IER Chair John Hendy QC joins 101 law professors in TTIP/CETA fight

04 November 2016 John Hendy QC, Chair of the Institute of Employment Rights and a leading barrister, has become the latest signatory to a legal statement made by 101 law professors warning against investor-state dispute settlement (ISDS) mechanisms in international trade deals.

4 Nov 2016| News

04 November 2016

John Hendy QC, Chair of the Institute of Employment Rights and a leading barrister, has become the latest signatory to a legal statement made by 101 law professors warning against investor-state dispute settlement (ISDS) mechanisms in international trade deals.
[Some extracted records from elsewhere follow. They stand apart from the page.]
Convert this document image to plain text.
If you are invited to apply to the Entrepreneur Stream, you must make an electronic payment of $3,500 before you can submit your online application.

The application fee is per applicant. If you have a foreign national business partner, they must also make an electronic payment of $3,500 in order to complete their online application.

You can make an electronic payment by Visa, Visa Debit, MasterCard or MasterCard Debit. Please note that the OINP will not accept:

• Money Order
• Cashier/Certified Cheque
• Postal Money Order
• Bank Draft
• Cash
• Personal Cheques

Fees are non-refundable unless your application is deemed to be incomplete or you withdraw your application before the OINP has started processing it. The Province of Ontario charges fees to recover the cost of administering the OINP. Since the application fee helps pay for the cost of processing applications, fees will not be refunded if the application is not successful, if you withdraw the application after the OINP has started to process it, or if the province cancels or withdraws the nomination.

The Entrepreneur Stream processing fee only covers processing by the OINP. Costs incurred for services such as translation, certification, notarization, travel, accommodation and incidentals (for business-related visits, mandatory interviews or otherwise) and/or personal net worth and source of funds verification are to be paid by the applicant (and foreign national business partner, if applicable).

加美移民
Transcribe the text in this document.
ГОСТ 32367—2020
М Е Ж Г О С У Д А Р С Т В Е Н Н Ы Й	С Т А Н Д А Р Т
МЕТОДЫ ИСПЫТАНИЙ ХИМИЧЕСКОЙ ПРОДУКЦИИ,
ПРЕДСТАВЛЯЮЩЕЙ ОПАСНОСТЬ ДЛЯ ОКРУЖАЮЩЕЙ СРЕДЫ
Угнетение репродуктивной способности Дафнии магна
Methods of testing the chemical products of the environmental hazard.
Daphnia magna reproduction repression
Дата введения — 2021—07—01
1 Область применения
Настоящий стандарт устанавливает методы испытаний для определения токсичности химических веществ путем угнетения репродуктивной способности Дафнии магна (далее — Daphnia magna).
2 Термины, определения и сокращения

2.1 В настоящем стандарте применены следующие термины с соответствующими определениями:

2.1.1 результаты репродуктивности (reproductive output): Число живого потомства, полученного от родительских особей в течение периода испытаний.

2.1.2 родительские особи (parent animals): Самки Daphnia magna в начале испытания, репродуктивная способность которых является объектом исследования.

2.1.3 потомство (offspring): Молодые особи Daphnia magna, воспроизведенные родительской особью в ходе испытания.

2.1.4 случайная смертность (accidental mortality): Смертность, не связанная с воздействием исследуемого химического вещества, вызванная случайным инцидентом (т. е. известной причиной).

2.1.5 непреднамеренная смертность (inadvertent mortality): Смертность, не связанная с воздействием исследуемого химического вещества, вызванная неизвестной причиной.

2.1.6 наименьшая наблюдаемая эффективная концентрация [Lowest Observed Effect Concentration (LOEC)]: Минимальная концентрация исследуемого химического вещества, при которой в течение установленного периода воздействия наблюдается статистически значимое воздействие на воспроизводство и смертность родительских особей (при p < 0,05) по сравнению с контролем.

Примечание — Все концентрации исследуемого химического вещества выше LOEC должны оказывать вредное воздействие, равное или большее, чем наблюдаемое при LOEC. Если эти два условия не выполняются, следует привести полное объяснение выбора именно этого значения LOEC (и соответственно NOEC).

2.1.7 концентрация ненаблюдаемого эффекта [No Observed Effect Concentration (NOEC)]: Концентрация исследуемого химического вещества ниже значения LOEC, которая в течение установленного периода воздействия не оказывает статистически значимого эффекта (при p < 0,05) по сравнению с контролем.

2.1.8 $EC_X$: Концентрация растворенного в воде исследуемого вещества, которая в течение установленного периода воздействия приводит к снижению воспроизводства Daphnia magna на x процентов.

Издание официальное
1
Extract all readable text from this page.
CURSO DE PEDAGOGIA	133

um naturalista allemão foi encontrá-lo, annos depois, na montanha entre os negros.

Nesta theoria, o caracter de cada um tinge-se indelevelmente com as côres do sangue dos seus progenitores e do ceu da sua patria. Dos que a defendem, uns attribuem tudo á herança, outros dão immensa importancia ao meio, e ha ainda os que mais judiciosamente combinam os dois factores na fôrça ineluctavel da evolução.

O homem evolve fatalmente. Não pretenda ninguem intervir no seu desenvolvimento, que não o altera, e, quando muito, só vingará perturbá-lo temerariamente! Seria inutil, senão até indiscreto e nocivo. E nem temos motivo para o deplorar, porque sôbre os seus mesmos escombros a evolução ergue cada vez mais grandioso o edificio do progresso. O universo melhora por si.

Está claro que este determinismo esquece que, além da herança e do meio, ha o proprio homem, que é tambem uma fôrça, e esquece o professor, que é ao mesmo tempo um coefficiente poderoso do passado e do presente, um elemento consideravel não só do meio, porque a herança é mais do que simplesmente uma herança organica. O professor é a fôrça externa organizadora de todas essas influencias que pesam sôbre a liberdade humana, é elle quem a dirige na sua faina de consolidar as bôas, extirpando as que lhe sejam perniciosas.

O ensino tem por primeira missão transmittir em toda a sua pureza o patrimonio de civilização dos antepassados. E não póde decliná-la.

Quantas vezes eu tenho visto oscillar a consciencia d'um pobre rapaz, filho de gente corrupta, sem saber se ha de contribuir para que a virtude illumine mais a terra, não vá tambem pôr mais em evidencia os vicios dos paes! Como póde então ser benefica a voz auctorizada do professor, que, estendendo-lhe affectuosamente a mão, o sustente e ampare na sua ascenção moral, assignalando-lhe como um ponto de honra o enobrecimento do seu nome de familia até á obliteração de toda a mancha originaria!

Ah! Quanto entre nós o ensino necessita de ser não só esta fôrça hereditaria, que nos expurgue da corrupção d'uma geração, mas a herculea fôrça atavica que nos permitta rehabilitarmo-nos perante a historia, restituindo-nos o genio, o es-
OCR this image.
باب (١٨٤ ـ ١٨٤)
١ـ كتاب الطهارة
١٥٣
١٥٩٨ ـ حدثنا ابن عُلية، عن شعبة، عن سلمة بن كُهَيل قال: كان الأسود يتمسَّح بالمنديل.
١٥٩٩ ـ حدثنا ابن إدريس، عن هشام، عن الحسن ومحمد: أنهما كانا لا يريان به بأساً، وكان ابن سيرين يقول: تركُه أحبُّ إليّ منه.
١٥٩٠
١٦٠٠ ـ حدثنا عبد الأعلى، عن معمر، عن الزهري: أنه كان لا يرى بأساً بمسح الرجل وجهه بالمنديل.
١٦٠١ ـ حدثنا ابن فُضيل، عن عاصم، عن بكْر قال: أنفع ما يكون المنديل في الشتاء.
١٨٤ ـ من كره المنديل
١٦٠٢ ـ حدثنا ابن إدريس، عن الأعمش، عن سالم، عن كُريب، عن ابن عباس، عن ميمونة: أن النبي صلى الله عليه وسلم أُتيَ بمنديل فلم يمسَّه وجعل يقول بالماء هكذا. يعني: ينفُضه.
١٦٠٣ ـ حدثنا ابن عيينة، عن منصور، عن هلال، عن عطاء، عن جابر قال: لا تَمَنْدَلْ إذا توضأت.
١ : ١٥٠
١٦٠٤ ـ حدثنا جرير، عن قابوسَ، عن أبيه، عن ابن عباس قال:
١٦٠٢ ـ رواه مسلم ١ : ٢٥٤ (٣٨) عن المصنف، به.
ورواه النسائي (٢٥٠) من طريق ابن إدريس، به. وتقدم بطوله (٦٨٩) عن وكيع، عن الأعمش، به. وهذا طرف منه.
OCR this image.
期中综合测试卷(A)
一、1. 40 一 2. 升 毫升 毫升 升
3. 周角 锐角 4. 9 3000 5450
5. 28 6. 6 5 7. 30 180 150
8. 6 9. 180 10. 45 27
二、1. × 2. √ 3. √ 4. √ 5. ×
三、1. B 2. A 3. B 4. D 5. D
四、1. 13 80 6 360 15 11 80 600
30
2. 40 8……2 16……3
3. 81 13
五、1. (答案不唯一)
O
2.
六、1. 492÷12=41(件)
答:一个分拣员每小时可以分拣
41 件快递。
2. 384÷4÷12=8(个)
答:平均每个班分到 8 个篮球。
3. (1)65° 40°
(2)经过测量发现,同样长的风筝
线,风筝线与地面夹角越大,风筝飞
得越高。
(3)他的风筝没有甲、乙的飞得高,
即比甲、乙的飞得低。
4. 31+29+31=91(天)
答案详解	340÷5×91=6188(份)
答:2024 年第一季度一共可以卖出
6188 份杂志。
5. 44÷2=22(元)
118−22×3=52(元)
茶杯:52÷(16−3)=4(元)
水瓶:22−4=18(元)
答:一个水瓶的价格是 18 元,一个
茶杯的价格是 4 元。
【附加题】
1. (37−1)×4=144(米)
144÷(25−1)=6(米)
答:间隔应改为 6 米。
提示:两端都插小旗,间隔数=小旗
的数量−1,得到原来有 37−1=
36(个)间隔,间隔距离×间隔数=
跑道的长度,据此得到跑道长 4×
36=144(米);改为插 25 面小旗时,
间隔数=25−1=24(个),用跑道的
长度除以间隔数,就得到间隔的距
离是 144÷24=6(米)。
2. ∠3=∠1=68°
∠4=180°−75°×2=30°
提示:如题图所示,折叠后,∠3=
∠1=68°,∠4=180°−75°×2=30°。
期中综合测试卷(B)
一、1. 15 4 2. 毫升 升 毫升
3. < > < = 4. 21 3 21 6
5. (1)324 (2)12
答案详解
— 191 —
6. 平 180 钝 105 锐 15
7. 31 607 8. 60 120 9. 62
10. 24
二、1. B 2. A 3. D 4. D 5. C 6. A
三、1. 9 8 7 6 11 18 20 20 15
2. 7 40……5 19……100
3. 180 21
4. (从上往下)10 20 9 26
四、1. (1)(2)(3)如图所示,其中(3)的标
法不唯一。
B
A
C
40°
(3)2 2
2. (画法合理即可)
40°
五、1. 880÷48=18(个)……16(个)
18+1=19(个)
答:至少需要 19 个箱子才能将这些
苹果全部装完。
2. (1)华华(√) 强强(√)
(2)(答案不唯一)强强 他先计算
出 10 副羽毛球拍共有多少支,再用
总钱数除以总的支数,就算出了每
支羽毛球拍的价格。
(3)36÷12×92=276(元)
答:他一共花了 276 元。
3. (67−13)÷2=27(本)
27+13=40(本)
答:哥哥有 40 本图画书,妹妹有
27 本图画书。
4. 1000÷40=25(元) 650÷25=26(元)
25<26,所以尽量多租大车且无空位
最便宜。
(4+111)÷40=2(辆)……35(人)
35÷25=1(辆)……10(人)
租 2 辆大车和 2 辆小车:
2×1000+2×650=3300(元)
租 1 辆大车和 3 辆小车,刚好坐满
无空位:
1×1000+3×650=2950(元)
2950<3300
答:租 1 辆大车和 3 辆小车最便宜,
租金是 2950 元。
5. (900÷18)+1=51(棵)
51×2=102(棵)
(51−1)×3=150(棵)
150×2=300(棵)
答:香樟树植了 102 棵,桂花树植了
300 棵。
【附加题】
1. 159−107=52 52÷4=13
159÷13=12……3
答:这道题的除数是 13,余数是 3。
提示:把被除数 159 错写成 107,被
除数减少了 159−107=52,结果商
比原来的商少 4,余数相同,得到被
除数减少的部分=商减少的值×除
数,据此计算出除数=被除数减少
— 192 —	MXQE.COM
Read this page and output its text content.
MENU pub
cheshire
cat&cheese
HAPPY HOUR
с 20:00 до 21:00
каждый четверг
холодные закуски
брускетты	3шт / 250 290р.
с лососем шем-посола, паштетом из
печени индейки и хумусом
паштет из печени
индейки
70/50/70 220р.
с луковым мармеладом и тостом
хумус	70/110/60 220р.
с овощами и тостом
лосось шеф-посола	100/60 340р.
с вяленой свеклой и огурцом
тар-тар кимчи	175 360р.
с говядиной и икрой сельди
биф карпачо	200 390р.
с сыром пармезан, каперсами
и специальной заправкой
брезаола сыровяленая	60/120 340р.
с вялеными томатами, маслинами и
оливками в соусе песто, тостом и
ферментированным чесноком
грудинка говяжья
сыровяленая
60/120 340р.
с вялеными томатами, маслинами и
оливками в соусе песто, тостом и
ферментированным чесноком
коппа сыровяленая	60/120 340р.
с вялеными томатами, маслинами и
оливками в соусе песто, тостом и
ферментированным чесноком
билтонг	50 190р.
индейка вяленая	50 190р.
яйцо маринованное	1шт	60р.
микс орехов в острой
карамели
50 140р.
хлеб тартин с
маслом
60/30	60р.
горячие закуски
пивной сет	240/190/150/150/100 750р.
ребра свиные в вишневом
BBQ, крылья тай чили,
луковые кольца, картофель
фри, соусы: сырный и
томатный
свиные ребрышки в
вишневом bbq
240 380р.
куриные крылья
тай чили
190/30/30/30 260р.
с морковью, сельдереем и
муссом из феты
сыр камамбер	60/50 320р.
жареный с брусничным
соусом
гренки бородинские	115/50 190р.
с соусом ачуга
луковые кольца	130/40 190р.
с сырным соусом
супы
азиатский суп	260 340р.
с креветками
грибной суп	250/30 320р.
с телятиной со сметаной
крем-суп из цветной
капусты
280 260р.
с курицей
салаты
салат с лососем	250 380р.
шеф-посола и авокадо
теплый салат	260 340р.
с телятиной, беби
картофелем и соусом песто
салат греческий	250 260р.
The statement, issued by campaigning organisation Stop TTIP, was specifically aimed at the Transatlantic Trade and Investment Partnership (TTIP) between the EU and US; and the Comprehensive Economic and Trade Agreement (CETA) between the EU and Canada.

ISDS systems (and Investor Court Systems (ICS) in CETA), are the legal mechanism through which foreign investors can sue national governments for introducing policies that affect their profit margins. Many campaigners and lawyers have warned of the potential for such mechanisms to be used to hold governments to ransom when they wish to pass laws that could protect public health, workers’ rights, and the environment.

The Stop TTIP statement argues that investment protection and ISDS systems provide an unfair privilege to foreign investors in relation to all other members of society. Some of the standards written into treaties “are highly disputed since they cover situations in which legitimate public welfare regulations result in the payment of compensation to foreign investors”, it said.

ISDS also “weakens the consideration of public interests and restricts democratic change”, the authors said, warning that this could lead to “billions of damages paid out of public budgets” and a potential “regulatory chill” should governments become cowed by wealthy multinationals. The legal experts, from across 24 European countries, highlighted that this situation has already occurred in both developed and developing economies signed up to similar international trade deals.

What’s more, within the ISDS system, only investors can bring cases, and arbitrators are paid per case, thereby incentivising the system to find in favour of the investor. Arbitrators are also allowed much wider discretion than judges when it comes to deciding the level of compensation and the admission of claims.

The statement argues that attempts by the EU to reduce the risks involved with investor protection systems offer some improvements but are “bound to fail”, noting for instance that the “impartiality and independence” of judges could still not be guaranteed.

Finally, the legal experts noted that ISDS is in “strong tension” with EU law and its democratic principles, as well as being unecessary in developed countries with existing court systems capable of taking on investors’ cases and offering adequate legal protection.

“We therefore strongly demand not to weaken and undermine the rule of law and the democratic principles upon which our member states and the European Union were founded by providing foreign investors with an unnecessary, systemically biased and structurally unsound parallel legal and judicial system in TTIP or CETA,” the statement concludes.